中文摘要：

转换乘法为平方运算,是一种快速计算椭圆曲线密码点乘的代数方法。利用此方法,提出了素域Fp上雅可比坐标系下的3P和3kP算法,其运算量分别为6[M]＋10[S]和（6k）[M]＋（10k）[S],与已有的最好算法相比,算法效率分别提升了11.8%和10.5%。另外,还在文献[1,2]基础上,对素域Fp上仿射坐标系下的2kP和3kP的算法进行了改进,其算法效率比文献[1,2]分别提高了6.3%和3.3%。

英文摘要：

Trading field muhiplications for field squaring is an algebraic method to improve the performance of scalar multiplication in ECC. This paper gave the algorithms of 3P and 3kP over Fp in terms of Jacobian coordinates.
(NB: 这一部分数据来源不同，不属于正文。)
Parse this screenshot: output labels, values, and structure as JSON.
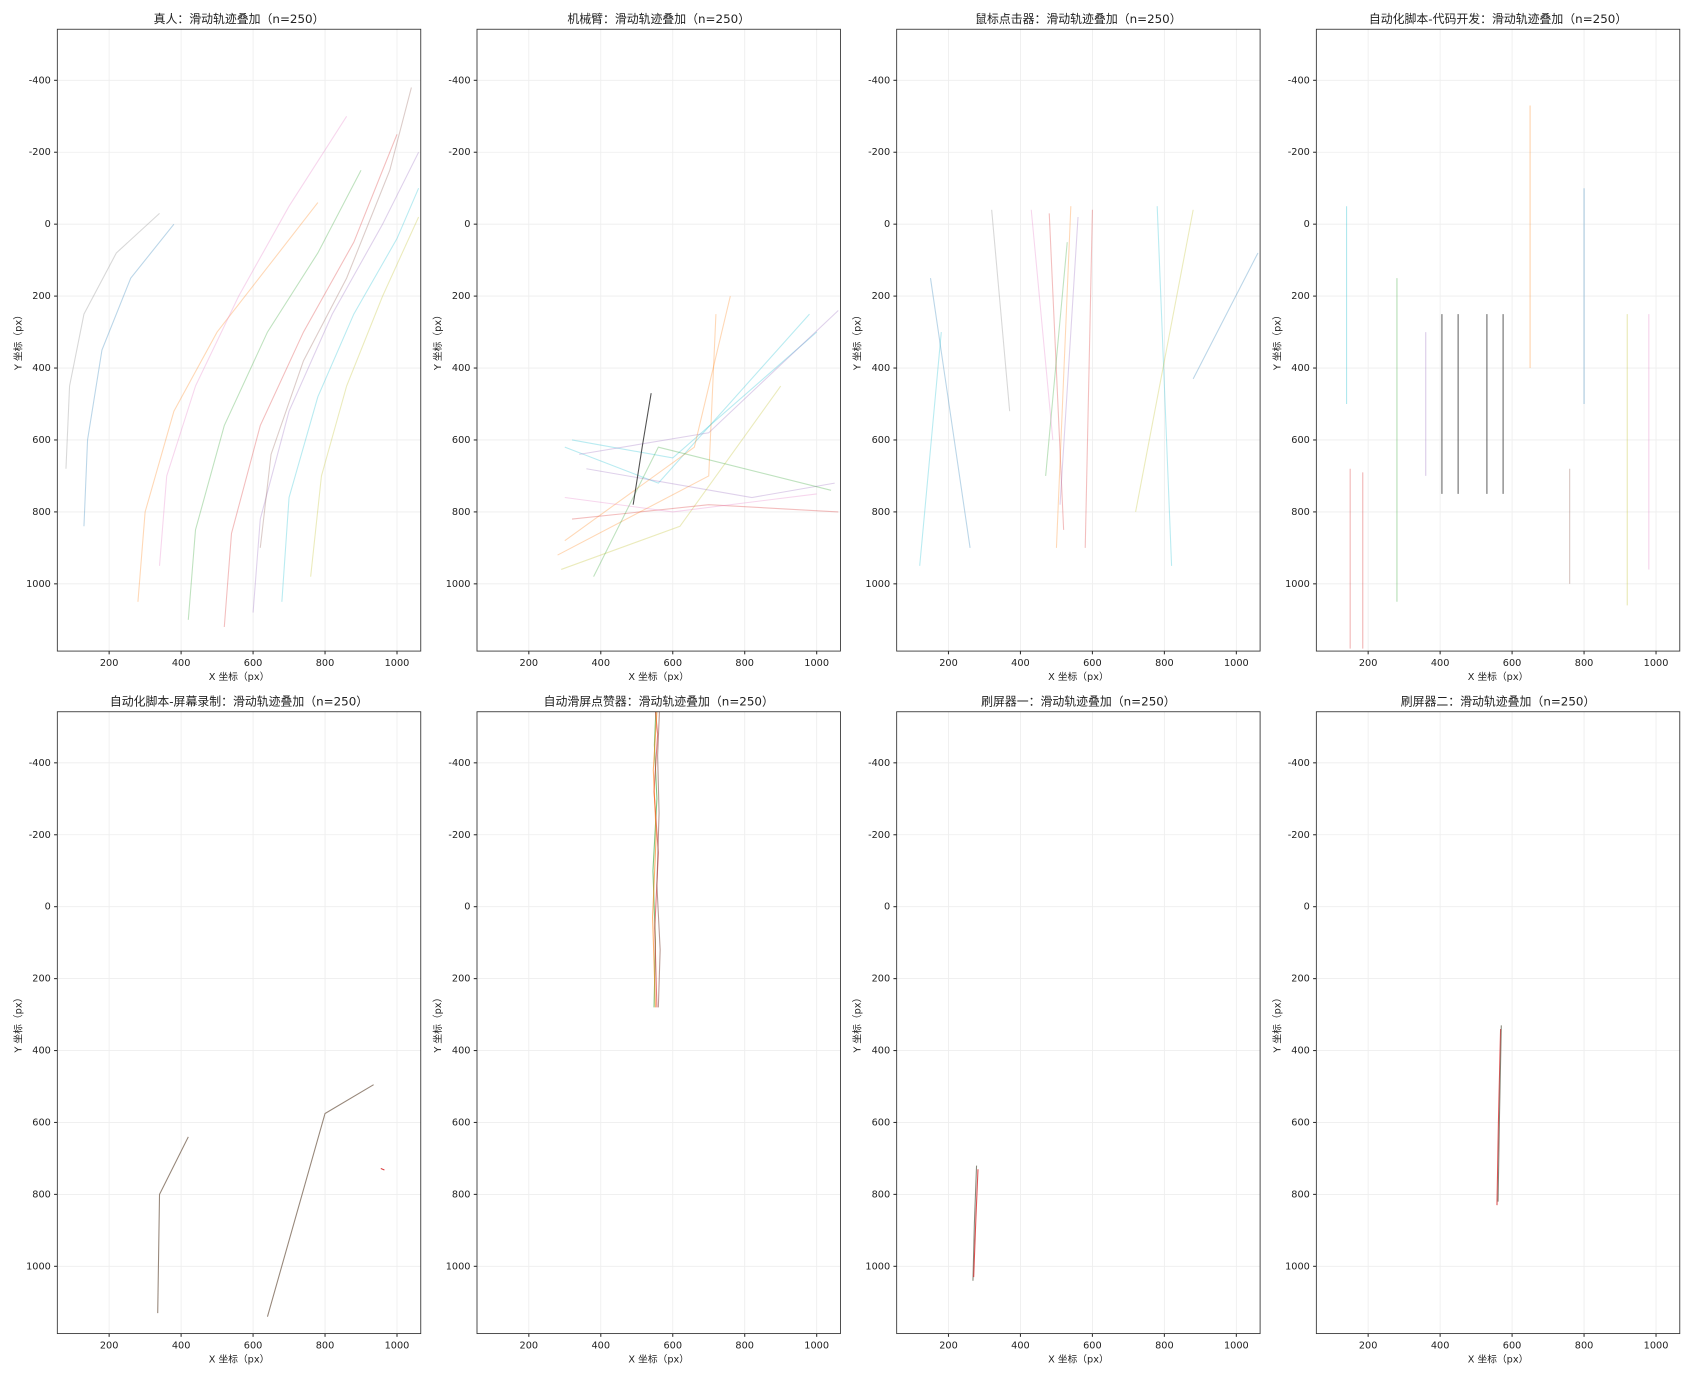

And their computational complexity were 6[ M] ＋ 10[ S] and （6k） [ M] ＋ （10k） [ S] respectively,which was improved to 11.8% and 10.5% respectively than the best algorithms at present. In addition, this paper improved the algorithms of 2kP and 3kP over Fp in terms of affine coordinates on the basis of literature [ 1,2]. And their computational complexity was improved to 6.3% and 3.3% respectively than literature [ 1,2 ].